While I was reading the latest innovative pedagogies report,
some comments came to mind, which I will gladly share a bit further down this
blogpost after a quick description of the report itself. Researchers from the Instituteof Educational Technology located at The Open University (UK) together with academics
from the Learning Sciences Lab at the National Institute of Education in Singapore recently published the fifth Innovative pedagogy report. A full-text PDF version of this 47 page report is available to download from www.open.ac.uk/innovating. In
the report they provide an overview of emerging innovative pedagogies. This
report covers: learning through social media, the concept of productive failure
as a pedagogical option, teachback, design thinking, learning from the crowd,
learning through video games, formative analytics, learning for the future,
translanguaging, and the blockchain for learning. The aim of the report is to explore
new forms of teaching, learning and assessment for an interactive world, to
guide teachers and policy makers in productive innovation. This fifth report
proposes ten innovations that are already in currency but have not yet had a
profound influence on education.
This is definitely an interesting report, as it offers a
quick overview of emerging pedagogies. There have been prior reports that I
found inspiring as well (previous reports can be found here). The introduction
situates the current learning science and puts it within the increasingly
interdisciplinary realm of learning and teaching, both formal and informal.

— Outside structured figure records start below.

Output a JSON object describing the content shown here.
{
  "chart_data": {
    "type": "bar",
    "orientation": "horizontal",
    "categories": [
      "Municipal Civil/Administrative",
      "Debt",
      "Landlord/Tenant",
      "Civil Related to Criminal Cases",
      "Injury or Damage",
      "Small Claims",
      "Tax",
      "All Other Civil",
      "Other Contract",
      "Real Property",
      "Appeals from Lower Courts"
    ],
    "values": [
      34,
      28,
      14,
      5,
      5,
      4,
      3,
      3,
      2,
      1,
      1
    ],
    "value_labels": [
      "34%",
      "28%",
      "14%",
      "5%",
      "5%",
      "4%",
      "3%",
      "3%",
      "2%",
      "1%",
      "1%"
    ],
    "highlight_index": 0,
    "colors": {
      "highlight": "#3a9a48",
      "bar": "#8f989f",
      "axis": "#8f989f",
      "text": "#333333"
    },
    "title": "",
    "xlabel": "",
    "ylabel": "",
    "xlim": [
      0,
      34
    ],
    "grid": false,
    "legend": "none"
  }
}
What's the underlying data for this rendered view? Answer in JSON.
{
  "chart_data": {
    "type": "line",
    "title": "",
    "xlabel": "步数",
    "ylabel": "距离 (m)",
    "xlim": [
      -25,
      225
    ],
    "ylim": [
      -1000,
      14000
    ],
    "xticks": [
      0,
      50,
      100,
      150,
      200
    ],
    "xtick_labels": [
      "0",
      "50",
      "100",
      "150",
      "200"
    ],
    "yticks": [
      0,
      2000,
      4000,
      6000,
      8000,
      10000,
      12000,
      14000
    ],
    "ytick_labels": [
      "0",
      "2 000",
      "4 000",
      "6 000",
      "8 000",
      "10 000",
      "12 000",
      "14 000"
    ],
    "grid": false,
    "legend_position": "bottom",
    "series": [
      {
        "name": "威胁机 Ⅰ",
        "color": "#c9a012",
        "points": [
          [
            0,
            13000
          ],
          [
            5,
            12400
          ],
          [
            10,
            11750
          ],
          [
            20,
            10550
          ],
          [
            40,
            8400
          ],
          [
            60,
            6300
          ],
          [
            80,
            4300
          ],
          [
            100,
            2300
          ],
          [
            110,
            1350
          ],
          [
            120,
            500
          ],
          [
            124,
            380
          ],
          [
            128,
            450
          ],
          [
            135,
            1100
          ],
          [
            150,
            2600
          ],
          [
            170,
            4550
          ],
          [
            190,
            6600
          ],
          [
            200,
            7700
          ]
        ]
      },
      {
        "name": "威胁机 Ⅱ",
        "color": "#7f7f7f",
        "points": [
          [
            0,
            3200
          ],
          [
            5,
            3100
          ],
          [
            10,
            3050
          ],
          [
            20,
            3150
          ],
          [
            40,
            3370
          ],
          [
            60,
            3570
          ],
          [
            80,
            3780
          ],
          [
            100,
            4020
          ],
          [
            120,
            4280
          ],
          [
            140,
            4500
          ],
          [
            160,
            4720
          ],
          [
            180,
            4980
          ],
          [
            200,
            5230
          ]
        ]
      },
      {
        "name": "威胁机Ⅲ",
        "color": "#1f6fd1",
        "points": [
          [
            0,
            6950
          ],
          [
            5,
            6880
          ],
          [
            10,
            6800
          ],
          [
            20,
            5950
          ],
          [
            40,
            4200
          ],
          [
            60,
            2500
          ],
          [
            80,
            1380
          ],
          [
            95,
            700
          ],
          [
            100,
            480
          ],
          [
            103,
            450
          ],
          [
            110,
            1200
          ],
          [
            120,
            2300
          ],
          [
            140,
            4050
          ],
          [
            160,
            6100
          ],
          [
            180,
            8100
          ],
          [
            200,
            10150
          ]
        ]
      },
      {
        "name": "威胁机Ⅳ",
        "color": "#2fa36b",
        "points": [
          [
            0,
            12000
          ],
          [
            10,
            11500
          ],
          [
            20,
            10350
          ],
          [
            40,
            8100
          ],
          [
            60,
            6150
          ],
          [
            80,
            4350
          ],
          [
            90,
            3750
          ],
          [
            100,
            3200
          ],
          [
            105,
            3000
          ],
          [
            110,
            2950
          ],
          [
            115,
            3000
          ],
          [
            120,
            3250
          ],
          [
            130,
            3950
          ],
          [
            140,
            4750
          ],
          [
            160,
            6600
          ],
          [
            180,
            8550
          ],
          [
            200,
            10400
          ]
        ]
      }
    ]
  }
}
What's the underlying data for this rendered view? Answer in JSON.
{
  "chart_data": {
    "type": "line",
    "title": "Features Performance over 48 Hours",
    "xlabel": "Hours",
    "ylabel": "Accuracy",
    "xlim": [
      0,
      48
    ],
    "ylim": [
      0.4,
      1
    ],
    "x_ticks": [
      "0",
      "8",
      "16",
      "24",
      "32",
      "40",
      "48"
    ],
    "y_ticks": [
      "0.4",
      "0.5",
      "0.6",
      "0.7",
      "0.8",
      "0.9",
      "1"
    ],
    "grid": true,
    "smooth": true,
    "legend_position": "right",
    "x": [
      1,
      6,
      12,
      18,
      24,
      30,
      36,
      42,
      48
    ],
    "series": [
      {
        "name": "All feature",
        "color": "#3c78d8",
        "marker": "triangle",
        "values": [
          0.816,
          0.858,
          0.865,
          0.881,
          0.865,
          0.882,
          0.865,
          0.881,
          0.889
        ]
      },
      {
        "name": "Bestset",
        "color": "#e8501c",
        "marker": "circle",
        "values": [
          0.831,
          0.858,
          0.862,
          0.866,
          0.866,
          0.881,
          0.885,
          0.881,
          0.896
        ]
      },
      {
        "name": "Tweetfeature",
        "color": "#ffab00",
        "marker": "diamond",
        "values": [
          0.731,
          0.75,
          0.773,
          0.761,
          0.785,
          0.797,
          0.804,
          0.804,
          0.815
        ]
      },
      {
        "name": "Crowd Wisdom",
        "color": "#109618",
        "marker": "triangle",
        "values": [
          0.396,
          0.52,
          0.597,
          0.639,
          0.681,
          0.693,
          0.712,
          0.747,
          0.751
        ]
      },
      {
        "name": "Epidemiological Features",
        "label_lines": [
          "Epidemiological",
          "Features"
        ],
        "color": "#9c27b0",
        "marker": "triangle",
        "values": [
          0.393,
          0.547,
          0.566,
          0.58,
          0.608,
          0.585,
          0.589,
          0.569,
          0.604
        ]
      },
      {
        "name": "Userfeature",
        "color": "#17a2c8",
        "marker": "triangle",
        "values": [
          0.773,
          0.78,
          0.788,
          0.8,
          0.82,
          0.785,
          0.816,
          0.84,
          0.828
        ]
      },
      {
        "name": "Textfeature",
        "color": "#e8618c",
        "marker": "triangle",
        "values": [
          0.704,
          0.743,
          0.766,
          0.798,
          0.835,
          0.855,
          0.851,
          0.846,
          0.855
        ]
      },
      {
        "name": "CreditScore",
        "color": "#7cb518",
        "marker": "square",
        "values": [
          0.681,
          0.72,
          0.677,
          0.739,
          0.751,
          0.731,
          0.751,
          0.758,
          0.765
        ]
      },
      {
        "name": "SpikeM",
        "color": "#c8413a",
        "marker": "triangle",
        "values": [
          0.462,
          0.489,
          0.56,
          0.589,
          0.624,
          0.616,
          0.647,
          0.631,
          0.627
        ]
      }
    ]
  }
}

While most introductions are merely synthesis of what can be expected, the
introduction of this report offers a truly rich – yet brief – background to the
report, adding what went before it and providing a state of the art overview of
EdTech.
As an educational technologist, some of the innovative
pedagogies seem familiar, e.g. learning
through social media is a topic most of us are familiar with, but indeed,
it is not always implemented as a recognised pedagogical policy. The report
also emphasizes the need for educators/facilitators to be part of the learning process
to allow truthful curation of content. The examples given of crowdsourced and
facilitator driven social media accounts are really inspiring (@realtimeWOII
and pepysdiary.com both using direct quotes from the past to bring it back to
life).
The productive
failure option fits with the flipped classroom/lecture approach, as it
allows learners to first try out finding a solution on their own, possible
failing at it, after which a teacher/instructor steps in. Giving the students
room to creatively work around a problem they cannot solve at first, and
discussing it. I like this approach. I
would also like to see deliberate flawed research presentations, I mean giving
faulty presentations first, asking the audience to indicate where they thought
a faulty research method/deduction… had taken place and then rectify it as
a presenter. I guess that would make a conference audience more attentive and
make the whole process more inspiring. … Yes, I will use this in an upcoming
presentation. Maybe even a classroom or lecture option.
The teachback
approach is slightly related to the productive failure, in that it tries to
limit failure in communicating. This approach comes from the medical world, and
I remember doctors in training having to learn to listen to patients in order
to really grasp the medical condition as it is portrayed by the patient.
Teachback asks one person (usually an expert or teacher) to explain something
they know about a topic to another person (usually someone new to the topic).
Then the novice tries to teach their new understanding back to the expert. If
the learner gives a good response, the expert goes on to explain some more
about the topic.
Massive peer
learning, or learning from the crowd fits the next level of networked
learning, in its nicest form is the citizen learning, where people share what
they learn in their contexts/locations with others. This is used in http://www.NQuire-it.org
Formative analytics,
based on learning analytics but giving the learners tools to visualize their
learning and possibly adjust their learning is an upcoming trend. But then
again, I do wonder what are the chosen indicators for visualizing learning (is it
the learner who decides or others that decides what matters in terms of
learning?).
The translanguaging
is something that is in need for accepting. Most of us global citizens speak at least two languages. Mixing languages to
deepen understanding is something most of us have been doing, but is now
growing interest in formalized learning and I am truly happy to see that, ik
ben er echt blij om, vraiment ça me donne de l’énergie! Or to use my native
dialect: doar zenn’k na ne kier echt blaai oem!
Blockchain learning becomes interesting (a blockchain stores digital events securely on every user’s computer rather than in a central database). It is of interest, especially when we will be able to keep our learning trajectories openly accessible for personal use. Creating our own learning across formal and informal learning environments.
Anyhow the report provides new ideas, and new ways of creating
learning opportunities. But … pedagogy is only one part of the learning equation
and recently, I wonder whether we as
educational technologists are not loosing serious learning/teaching ground.
Education for all is slipping through our fingers as we dig deeper into
pedagogies, yet deny current filter bubbles as results of algorithms. For
people do indeed learn from social media, but this learning increasingly
happens in isolated information islands… only rehashing what you like. This
means that what I get to see through social media is increasingly what fits my
views… this means the learning is decreasingly Socratic, for I am not provided with discussion food the way I (or dare I include we) I used to.
If we learn increasingly with the use of social media, we are increasingly learning from results that are filtered by non-transparent algorithms. Numerous algorithms that we are unaware off. Are we slowly being brainwashed, now more than ever before?